CharacterMasks object contains display patterns for all alphanumeric characters. You can add additional characters or create your own custom display patterns by adding new values to the lookup. The value of the bitmask should be a 16 bit number with a bit set to 1 for each segment that should be turned on.
To display the character '
A', you need to turn on 8 segments.
var charMasks = SixteenSegment.prototype.CharacterMasks;
charMasks['A'] = a1 | a2 | b | c | g1 | g2 | e | f |;
charMasks['A'] = parseInt('1111001111000000', 2);
charMasks['A'] = 0x3CF;
charMasks['A'] = 975;
The preferred way to set a display pattern is to use the segment bitmasks. A variable for each segment holds the bit that turns on its segment. When multiple segment masks are binary or'ed together, you get a value the represents the desired pattern. This makes reading and creating new patterns very intuitive.
var a1 = 1 << 0, a2 = 1 << 1, b = 1 << 2, c = 1 << 3,
d1 = 1 << 4, d2 = 1 << 5, e = 1 << 6, f = 1 << 7,
g1 = 1 << 8, g2 = 1 << 9, h = 1 << 10, i = 1 << 11,
j = 1 << 12, k = 1 << 13, l = 1 << 14, m = 1 << 15;
charMasks['-'] = g1 | g2;
Extending the Display
The sixteen segment display is made up of three function objects.
SegmentArray is responsible for setting the display patterns and storing the value of multiple elements. It is independent from rendering the control or drawing anything to a canvas. This object just manages setting the bit pattern for each element given a text input.
SegementCanvas provides generic functionality for drawing the display to the canvas. This includes properties for customizing the shape and position of the display. It requires that an inheriting object implement the details that define the shape and number of segments.
SixteenSegment extends the
SegmentCanvas object with functionality specific to a sixteen segment display. This means it has to set two properties. The
Points property defines the segment geometery for a sixteen segment layout. The
CharacterMasks property provides a lookup that maps characters to their desired sixteen segment pattern.
This means that new display types can be created in the same way by extending the
SegmentCanvas object and implementing the
Points array and
CharacterMasks lookup.

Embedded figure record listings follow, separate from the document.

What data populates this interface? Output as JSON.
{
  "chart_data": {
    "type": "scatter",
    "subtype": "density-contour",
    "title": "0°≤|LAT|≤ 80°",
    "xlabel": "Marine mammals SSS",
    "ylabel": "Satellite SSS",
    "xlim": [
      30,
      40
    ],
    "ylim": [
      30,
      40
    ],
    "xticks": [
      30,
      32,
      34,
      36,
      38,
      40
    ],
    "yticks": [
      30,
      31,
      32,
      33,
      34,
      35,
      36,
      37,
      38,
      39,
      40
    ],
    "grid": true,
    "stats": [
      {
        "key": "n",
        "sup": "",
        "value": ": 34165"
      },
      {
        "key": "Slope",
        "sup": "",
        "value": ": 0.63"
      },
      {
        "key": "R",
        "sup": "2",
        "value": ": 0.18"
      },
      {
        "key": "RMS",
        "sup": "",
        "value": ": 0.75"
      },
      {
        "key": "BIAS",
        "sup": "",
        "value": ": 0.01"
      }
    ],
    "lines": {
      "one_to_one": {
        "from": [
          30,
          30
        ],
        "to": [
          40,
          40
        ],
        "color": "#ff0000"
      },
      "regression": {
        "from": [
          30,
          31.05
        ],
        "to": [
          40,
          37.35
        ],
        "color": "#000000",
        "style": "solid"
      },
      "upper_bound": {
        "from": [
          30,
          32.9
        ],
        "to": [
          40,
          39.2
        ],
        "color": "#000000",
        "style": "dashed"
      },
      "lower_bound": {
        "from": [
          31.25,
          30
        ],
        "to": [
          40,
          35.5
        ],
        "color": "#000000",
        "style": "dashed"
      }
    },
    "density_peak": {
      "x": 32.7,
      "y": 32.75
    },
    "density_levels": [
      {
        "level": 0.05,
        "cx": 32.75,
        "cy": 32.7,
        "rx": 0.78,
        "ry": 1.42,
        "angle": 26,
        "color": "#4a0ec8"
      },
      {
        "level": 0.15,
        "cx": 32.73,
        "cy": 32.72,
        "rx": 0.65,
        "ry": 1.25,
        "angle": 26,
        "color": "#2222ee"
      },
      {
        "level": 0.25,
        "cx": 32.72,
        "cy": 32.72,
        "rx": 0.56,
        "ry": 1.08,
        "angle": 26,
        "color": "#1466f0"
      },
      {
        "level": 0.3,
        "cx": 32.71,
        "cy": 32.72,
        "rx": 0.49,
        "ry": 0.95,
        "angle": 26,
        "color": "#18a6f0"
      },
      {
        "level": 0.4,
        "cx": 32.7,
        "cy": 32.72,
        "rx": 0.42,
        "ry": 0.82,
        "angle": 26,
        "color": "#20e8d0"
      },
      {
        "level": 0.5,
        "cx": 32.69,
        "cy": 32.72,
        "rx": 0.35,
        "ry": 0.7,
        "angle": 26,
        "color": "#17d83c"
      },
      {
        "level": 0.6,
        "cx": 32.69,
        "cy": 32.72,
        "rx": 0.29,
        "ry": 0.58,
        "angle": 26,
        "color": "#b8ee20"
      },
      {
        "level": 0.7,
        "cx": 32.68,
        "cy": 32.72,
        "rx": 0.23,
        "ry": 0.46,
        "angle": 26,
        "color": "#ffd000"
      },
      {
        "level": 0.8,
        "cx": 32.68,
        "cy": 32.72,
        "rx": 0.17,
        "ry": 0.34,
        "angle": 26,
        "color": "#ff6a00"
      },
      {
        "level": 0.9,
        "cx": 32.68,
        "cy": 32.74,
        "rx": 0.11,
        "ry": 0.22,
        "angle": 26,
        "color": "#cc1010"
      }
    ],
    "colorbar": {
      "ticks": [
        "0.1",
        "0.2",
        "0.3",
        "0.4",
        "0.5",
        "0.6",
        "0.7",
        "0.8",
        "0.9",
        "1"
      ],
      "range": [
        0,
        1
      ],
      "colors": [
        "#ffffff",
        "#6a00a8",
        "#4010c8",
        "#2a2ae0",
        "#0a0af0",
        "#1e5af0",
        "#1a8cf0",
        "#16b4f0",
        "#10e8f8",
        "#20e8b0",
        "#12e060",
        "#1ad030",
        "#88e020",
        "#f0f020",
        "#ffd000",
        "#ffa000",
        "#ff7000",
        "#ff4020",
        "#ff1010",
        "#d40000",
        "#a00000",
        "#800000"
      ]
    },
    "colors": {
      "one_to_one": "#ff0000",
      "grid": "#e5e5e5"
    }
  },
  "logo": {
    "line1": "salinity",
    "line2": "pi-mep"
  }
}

For instance, it’s pretty easy to add a seven segment display. The
SevenSegment object contains only the code specific to defining its 'seven-ness'. All other code is reused.
var seven = new SevenSegment(canvas, 6);
Points of interest
To find out more about how the segment points are calculated, I highly recommend reading the article by Liu Xia in the links below. He does a great job of visually explaining how to calculate the position of each segment and I use basically the same method for the sixteen segment display. I also recommend looking at the always excellent work of Dmitry Brant and his Seven Segment LED Control For .Net.

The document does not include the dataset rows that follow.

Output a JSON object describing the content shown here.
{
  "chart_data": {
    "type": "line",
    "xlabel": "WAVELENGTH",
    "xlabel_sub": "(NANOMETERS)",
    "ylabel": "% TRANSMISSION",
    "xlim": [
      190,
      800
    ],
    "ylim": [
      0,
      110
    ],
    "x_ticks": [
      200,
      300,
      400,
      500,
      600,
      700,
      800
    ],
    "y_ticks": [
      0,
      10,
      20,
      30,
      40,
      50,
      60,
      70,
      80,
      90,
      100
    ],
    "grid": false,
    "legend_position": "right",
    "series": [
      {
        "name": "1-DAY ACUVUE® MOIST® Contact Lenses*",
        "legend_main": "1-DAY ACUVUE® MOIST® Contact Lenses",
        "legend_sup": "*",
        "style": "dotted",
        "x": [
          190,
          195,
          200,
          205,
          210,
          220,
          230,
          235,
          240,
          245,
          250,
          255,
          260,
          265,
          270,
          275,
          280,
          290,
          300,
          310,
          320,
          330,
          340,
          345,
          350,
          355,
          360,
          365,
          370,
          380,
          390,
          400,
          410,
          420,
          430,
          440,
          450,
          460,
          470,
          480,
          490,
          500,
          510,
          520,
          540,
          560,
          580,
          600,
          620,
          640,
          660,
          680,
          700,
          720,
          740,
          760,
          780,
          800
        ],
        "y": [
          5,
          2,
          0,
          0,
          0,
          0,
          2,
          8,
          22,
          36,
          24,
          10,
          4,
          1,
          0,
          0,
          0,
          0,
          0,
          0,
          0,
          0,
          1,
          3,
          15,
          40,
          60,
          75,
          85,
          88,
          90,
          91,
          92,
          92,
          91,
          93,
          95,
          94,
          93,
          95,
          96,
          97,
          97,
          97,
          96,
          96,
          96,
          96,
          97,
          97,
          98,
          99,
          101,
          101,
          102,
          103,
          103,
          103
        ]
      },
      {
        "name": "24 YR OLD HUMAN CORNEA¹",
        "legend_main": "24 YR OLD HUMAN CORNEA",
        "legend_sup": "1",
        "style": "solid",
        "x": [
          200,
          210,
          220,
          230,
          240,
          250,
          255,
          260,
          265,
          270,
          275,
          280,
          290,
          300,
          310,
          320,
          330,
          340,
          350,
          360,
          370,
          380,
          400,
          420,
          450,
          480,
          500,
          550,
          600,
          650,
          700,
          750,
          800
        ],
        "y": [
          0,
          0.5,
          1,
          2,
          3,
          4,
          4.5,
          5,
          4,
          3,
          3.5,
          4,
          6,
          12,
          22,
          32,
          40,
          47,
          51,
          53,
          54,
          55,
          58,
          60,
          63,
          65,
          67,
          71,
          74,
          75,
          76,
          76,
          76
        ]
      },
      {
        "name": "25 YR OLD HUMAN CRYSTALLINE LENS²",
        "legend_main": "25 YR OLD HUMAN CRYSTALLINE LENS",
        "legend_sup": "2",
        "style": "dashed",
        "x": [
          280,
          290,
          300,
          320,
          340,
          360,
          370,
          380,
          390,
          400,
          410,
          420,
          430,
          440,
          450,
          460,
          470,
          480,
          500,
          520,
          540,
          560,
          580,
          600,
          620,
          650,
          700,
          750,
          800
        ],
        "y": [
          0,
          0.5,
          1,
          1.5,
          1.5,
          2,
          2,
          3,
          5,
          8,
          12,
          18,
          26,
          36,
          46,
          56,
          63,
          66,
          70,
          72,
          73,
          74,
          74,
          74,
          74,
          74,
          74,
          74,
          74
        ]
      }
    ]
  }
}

- Add character bitmasks -
SixteenSegment currently supports numbers and captial letters as well as a few puctuation characters. As was described in this article, adding additional character bitmasks is pretty easy. It's just a matter of spending the time to map them all out. One of the advantages of the sixteen segment display is that it can represent a wide range of characters very accurately, lower case letters being a great example. I have set this up as an open source project so if anyone is interested in working on this, you should go to GitHub and send me a pull request with the additions.
- Add a decimal segment
- Add a colon and support for displaying time
- In addition to the
DisplayText method, add
DisplayTime functions to auto format those datatypes
- Add shearing - Segmented displays are commonly shown a little slanted. I'd like to add a setting to control the amount of shear applied to the elements.